Some information about the engraver, W H Simmons;
William Henry Simmons
William Henry Simmons (11 June 1811 – 10 June 1882 London) was a mezzotint engraver,
Simmons became a pupil of William Finden, the line engraver, but eventually he almost entirely abandoned that style of the art for mezzotinto, in which he attained a high degree of excellence.
Simmons died, after a short illness, at 247 Hampstead Road, London, on 10 June 1882, and was buried in Highgate cemetery.
Several of his best-known plates are after pictures by Thomas Faed. After Edwin Landseer he engraved Rustic Beauty (the single figure of a girl from the Highland Whisky Still).
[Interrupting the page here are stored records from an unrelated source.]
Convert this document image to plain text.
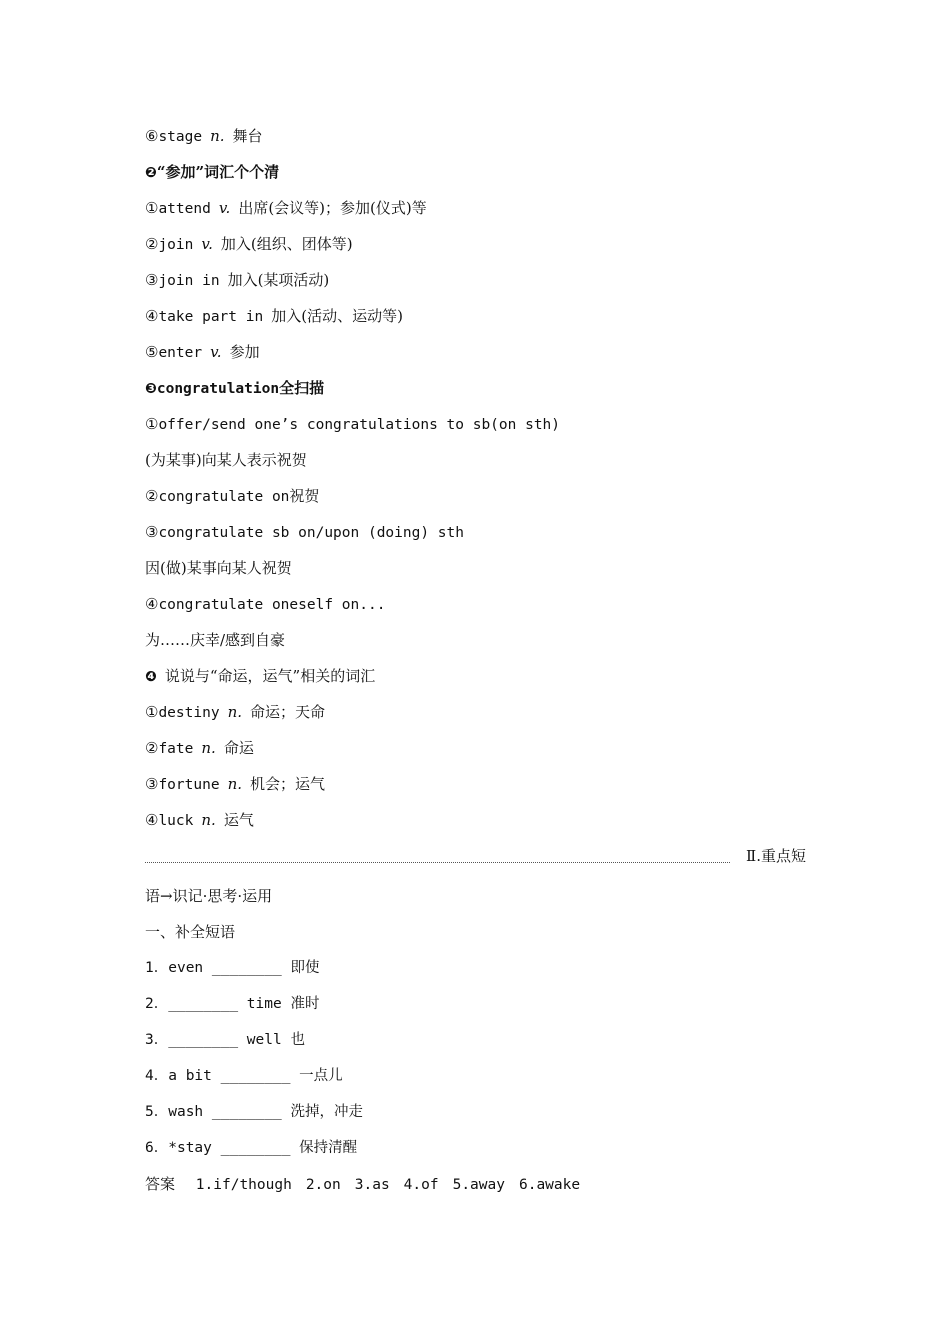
⑥stage n. 舞台
❷“参加”词汇个个清
①attend v. 出席(会议等)；参加(仪式)等
②join v. 加入(组织、团体等)
③join in 加入(某项活动)
④take part in 加入(活动、运动等)
⑤enter v. 参加
❸congratulation全扫描
①offer/send one’s congratulations to sb(on sth)
(为某事)向某人表示祝贺
②congratulate on祝贺
③congratulate sb on/upon (doing) sth
因(做)某事向某人祝贺
④congratulate oneself on...
为……庆幸/感到自豪
❹ 说说与“命运，运气”相关的词汇
①destiny n. 命运；天命
②fate n. 命运
③fortune n. 机会；运气
④luck n. 运气
Ⅱ.重点短
语→识记·思考·运用
一、补全短语
1．even ________ 即使
2．________ time 准时
3．________ well 也
4．a bit ________ 一点儿
5．wash ________ 洗掉，冲走
6．*stay ________ 保持清醒
答案 1.if/though 2.on 3.as 4.of 5.away 6.awake
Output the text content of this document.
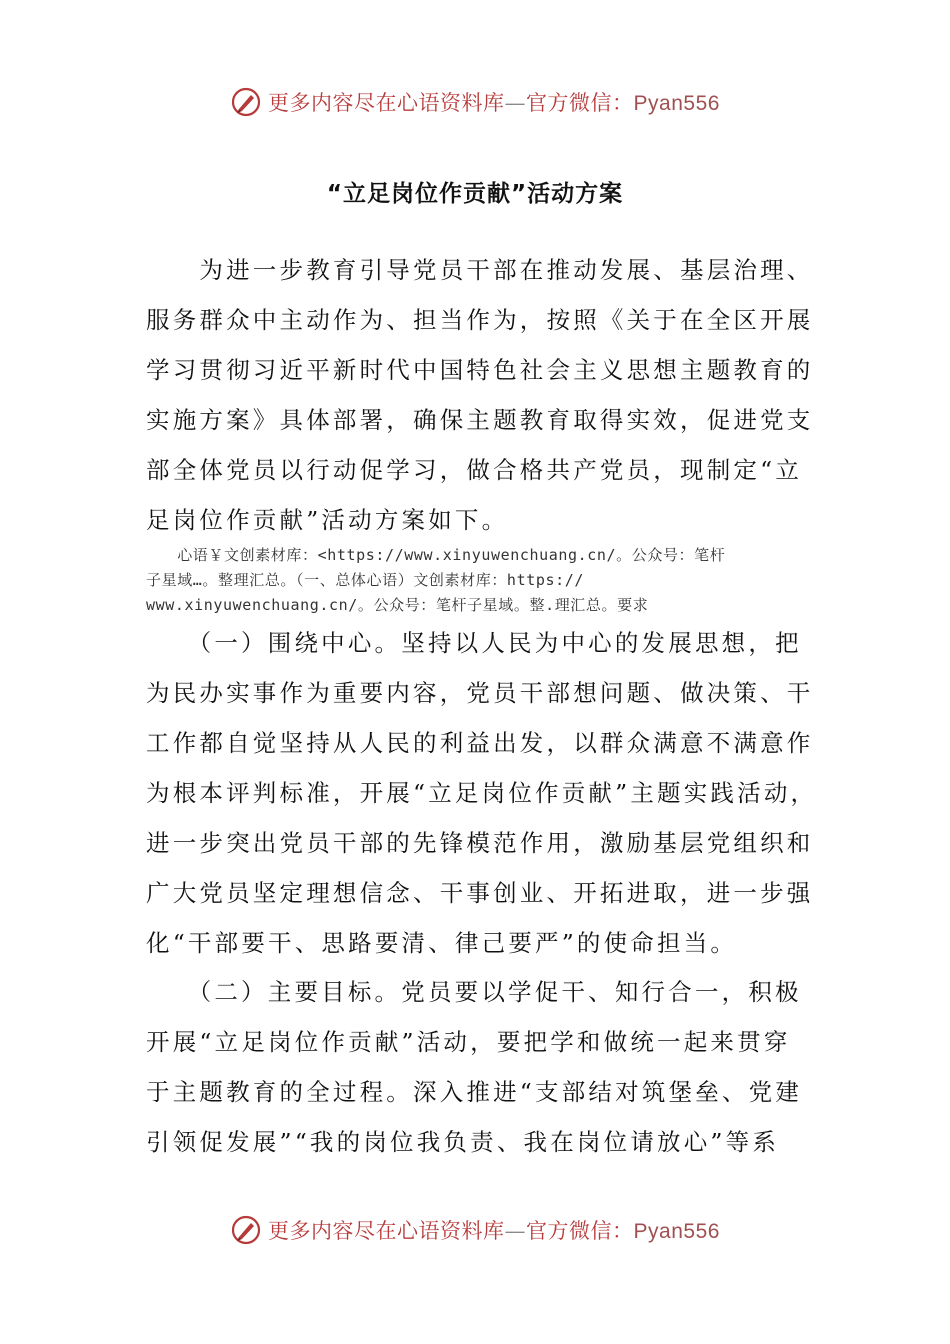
更多内容尽在心语资料库—官方微信：Pyan556
“立足岗位作贡献”活动方案
　　为进一步教育引导党员干部在推动发展、基层治理、
服务群众中主动作为、担当作为，按照《关于在全区开展
学习贯彻习近平新时代中国特色社会主义思想主题教育的
实施方案》具体部署，确保主题教育取得实效，促进党支
部全体党员以行动促学习，做合格共产党员，现制定“立
足岗位作贡献”活动方案如下。
　　心语￥文创素材库：<https://www.xinyuwenchuang.cn/。公众号：笔杆
子星域…。整理汇总。（一、总体心语）文创素材库：https://
www.xinyuwenchuang.cn/。公众号：笔杆子星域。整.理汇总。要求
　　（一）围绕中心。坚持以人民为中心的发展思想，把
为民办实事作为重要内容，党员干部想问题、做决策、干
工作都自觉坚持从人民的利益出发，以群众满意不满意作
为根本评判标准，开展“立足岗位作贡献”主题实践活动，
进一步突出党员干部的先锋模范作用，激励基层党组织和
广大党员坚定理想信念、干事创业、开拓进取，进一步强
化“干部要干、思路要清、律己要严”的使命担当。
　　（二）主要目标。党员要以学促干、知行合一，积极
开展“立足岗位作贡献”活动，要把学和做统一起来贯穿
于主题教育的全过程。深入推进“支部结对筑堡垒、党建
引领促发展”“我的岗位我负责、我在岗位请放心”等系
更多内容尽在心语资料库—官方微信：Pyan556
'Mixed method' engraving after George Henry Boughton - Too Near the War-Path
Other works by him are
The Light of the World and Claudio and Isabella, after William Holman Hunt;
The Proscribed Royalist, The Parable of the Lost Piece of Money, and Rosalind and Celia, after John Everett Millais;
Broken Vows, after Philip H. Calderon;
The Blind Beggar, after J. L. Dyckmans;
Luff, Boy, after James Clarke Hook;
Hesperus, In Memoriam, Mors Janua Vitæ, and Thy Will be done, after Joseph Noel Paton;
The Marriage of the Prince and Princess of Wales, after William Powell Frith;
Boswell's Introduction to Dr. Johnson, after Eyre Crowe;
Christ weeping over Jerusalem, after Charles Lock Eastlake;
An Old Monarch, A Humble Servant, An Old Pensioner, and the small plate of The Horse Fair, after Rosa Bonheur;
The Triumph of Christianity over Paganism, after Gustave Doré.
He engraved also many plates from paintings by Thomas Brooks, Henry O'Neil, George B. O'Neill, George Henry Boughton, Philip Richard Morris, Richard Ansdell, Henry Le Jeune, James Sant, Frank Stone, Edouard Frère, and others.
Simmons left unfinished The Lion at Home,'after Rosa Bonheur, which was completed by Thomas Lewis Atkinson. His engravings appeared at the Royal Academy between 1857 and 1882.